Personal information
- Full name: Laurence Dearle
- Date of birth: 16 October 1919
- Place of birth: Fremantle, Western Australia
- Date of death: 25 October 1979 (aged 60)
- Place of death: Broome, Western Australia
- Original team(s): East Fremantle
- Height: 175 cm (5 ft 9 in)
- Weight: 76 kg (168 lb)
- Position(s): Centreman

Playing career^{1}
- Years: Club / Games (Goals)
- 1940: East Fremantle / 16 (19)
- 1942–47: Essendon / 76 (42)
- ^{1} Playing statistics correct to the end of 1947.

= Laurie Dearle =

Australian rules footballer, born 1919

Laurence Dearle (16 October 1919 – 25 October 1979) was an Australian rules footballer who played for Essendon in the Victorian Football League (VFL) during the 1940s.

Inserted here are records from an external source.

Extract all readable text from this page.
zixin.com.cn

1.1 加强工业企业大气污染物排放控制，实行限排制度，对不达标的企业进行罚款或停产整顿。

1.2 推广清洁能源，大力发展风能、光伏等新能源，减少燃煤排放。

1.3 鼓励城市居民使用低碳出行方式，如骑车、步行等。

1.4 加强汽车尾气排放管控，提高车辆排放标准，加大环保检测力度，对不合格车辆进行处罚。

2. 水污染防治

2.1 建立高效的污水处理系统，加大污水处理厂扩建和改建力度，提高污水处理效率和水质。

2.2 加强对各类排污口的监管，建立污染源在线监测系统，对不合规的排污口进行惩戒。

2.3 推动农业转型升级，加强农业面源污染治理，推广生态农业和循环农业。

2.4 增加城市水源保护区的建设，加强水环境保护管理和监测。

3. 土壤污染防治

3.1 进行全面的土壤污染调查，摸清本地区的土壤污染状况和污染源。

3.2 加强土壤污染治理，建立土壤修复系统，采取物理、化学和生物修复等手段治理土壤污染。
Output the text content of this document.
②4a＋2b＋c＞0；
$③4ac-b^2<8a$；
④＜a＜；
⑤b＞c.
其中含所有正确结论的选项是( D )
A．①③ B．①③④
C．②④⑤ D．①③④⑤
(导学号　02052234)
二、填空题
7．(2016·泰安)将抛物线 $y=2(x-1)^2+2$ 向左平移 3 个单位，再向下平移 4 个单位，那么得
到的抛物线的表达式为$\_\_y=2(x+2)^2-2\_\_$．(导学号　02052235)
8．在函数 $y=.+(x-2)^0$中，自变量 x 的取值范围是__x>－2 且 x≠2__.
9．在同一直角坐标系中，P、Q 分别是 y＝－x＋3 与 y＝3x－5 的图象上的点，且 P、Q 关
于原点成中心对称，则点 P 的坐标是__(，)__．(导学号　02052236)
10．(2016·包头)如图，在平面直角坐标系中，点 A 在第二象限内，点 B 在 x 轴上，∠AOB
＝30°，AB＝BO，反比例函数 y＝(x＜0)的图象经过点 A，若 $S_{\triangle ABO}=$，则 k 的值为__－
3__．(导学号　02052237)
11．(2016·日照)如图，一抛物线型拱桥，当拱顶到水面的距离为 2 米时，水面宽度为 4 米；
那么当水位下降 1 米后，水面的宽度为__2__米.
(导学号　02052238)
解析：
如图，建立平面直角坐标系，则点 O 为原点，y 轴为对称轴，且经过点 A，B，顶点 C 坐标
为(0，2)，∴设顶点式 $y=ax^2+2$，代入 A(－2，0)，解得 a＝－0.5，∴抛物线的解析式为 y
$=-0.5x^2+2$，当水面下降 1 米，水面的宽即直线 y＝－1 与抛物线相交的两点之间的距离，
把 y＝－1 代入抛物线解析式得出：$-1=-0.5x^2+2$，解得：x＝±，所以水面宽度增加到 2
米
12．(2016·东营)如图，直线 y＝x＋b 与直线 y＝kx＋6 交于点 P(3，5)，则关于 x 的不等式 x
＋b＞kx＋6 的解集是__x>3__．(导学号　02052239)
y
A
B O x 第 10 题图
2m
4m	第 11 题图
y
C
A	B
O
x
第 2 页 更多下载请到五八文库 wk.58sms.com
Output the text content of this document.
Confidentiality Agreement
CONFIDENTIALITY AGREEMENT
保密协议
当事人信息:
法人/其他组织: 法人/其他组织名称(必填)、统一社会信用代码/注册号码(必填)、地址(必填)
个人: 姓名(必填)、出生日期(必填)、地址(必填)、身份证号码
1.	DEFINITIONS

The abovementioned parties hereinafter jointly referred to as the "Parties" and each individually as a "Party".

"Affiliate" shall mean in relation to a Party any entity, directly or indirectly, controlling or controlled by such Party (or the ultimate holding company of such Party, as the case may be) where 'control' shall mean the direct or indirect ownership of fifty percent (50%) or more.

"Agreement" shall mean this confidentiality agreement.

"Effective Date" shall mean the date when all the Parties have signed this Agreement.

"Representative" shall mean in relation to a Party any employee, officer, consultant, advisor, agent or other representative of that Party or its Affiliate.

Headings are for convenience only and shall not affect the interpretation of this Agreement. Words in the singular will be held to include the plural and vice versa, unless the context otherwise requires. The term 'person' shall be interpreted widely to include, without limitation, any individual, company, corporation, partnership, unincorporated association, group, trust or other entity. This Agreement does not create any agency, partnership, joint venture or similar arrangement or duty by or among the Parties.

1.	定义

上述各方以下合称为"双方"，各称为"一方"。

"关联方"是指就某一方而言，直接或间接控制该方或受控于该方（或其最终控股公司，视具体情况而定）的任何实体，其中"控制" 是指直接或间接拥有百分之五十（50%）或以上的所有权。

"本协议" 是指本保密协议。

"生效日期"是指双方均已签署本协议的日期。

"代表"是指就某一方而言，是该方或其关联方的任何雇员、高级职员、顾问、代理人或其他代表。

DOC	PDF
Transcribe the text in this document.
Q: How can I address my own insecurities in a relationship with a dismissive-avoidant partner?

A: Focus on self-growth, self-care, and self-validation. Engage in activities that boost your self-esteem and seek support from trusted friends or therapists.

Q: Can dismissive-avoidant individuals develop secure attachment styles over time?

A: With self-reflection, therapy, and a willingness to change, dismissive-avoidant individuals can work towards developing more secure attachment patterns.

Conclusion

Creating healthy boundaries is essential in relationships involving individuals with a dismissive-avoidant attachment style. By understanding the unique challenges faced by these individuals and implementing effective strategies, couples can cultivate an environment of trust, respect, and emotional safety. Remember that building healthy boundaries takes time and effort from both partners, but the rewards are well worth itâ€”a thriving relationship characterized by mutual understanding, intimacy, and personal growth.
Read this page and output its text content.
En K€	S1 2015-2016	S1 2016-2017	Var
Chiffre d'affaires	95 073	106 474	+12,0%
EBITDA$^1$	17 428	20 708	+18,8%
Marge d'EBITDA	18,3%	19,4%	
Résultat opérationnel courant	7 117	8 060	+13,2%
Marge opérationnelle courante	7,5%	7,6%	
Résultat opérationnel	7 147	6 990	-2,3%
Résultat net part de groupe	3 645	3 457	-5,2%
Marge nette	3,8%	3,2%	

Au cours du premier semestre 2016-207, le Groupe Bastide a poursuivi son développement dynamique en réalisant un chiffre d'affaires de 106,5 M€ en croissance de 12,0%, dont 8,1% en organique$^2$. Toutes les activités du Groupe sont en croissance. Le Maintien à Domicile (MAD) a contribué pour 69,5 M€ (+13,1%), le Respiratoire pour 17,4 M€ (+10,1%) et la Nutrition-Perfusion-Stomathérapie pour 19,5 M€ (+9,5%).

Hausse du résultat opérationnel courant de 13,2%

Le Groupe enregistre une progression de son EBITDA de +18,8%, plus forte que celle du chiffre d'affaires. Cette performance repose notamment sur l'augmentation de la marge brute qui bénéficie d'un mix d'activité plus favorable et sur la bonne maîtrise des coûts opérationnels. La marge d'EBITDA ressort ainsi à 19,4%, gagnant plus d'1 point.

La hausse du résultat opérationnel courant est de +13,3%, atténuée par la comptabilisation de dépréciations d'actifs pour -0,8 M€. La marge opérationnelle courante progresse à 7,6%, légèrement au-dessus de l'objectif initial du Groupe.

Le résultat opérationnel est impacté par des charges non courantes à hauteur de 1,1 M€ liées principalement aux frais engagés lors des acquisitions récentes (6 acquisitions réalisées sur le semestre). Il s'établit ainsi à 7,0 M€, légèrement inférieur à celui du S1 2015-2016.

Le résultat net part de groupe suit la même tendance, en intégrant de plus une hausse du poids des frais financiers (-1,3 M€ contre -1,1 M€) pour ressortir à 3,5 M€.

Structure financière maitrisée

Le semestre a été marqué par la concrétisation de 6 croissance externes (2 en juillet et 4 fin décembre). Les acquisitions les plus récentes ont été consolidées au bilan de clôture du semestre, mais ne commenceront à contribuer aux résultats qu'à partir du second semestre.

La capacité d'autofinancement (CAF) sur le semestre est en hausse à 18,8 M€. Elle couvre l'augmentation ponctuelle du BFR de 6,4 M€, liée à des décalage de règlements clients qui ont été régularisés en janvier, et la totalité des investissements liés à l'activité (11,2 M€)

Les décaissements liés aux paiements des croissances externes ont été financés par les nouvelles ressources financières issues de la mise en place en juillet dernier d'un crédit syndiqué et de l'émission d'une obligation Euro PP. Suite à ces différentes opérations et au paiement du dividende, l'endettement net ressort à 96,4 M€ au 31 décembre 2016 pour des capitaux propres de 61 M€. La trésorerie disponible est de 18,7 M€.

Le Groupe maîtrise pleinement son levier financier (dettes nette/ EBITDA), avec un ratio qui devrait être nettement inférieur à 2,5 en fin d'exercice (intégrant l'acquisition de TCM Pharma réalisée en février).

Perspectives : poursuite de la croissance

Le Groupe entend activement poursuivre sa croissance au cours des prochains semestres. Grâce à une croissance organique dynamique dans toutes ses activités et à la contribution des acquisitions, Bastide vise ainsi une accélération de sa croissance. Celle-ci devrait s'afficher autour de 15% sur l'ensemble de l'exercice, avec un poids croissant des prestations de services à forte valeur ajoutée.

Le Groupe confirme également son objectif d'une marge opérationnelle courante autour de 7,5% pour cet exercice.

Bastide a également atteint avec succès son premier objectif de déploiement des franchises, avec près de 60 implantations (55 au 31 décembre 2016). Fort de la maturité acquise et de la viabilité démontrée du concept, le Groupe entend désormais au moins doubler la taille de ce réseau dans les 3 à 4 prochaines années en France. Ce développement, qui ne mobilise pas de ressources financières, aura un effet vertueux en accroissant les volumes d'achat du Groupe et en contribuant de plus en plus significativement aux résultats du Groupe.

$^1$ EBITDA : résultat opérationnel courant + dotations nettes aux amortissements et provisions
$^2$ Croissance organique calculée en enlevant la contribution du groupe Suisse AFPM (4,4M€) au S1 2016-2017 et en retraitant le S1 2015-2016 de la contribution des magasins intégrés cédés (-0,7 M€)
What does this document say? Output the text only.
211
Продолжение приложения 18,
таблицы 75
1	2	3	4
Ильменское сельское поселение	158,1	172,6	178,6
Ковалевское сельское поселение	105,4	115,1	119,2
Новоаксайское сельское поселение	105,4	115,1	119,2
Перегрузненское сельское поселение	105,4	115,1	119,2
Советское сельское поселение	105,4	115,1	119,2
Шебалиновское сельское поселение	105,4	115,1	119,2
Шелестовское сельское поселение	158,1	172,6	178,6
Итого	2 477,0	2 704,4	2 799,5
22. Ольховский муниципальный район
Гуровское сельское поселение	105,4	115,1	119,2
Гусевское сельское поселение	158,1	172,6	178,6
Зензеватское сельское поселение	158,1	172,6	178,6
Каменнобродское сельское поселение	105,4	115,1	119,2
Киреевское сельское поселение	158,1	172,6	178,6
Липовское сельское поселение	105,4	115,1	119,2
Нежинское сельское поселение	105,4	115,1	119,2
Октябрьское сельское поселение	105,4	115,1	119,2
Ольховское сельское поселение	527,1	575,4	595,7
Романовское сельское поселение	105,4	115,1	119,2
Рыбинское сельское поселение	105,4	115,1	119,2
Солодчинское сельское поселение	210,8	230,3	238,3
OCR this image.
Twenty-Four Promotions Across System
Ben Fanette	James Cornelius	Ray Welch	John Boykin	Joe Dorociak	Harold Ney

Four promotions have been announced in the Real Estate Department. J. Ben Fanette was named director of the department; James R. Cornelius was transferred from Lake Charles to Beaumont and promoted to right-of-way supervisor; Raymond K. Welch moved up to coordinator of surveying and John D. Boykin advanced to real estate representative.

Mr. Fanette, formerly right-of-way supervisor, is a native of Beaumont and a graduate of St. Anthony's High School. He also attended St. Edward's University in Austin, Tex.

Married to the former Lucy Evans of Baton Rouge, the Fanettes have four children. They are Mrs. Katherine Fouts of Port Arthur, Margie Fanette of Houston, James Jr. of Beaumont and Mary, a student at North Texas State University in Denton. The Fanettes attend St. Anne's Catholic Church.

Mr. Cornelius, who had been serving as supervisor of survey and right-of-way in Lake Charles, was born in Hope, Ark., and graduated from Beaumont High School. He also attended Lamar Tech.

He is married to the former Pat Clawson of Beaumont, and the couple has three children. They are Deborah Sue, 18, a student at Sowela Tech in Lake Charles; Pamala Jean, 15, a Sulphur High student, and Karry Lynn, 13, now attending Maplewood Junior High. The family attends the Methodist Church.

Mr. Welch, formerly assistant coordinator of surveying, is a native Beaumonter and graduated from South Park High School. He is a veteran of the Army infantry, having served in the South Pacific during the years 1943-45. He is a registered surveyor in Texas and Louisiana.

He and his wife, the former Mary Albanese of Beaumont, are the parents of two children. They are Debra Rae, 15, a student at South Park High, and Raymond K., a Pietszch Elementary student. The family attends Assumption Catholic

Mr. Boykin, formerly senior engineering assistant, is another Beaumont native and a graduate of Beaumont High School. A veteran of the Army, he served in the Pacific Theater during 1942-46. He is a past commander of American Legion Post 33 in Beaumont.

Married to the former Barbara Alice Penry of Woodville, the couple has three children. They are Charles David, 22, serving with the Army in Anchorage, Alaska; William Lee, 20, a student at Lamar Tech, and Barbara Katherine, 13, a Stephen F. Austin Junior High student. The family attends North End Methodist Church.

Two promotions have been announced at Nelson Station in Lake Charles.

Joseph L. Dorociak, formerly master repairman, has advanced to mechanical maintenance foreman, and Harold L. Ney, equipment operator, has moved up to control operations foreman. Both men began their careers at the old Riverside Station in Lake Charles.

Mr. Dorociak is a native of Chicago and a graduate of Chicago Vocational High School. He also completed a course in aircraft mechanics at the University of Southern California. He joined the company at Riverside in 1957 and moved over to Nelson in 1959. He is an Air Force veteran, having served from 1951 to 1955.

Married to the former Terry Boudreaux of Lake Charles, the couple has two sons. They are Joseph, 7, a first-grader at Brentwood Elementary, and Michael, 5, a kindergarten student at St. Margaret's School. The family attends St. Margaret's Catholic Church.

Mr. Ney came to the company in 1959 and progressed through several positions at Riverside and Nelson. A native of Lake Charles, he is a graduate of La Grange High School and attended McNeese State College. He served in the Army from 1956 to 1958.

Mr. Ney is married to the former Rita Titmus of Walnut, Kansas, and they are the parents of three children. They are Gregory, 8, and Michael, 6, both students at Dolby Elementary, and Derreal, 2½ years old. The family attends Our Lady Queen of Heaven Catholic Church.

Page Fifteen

Dearle started his career with East Fremantle and in 1942 arrived at Essendon under a war time service permit.

A premiership player in his debut season with Essendon, Dearle kicked two goals as a centreman in the 1942 Grand Final win over Richmond. He appeared in another Grand Final the following season and finished on the losing team. In 1944 he kicked 23 goals for the year, over half of his final tally of career goals.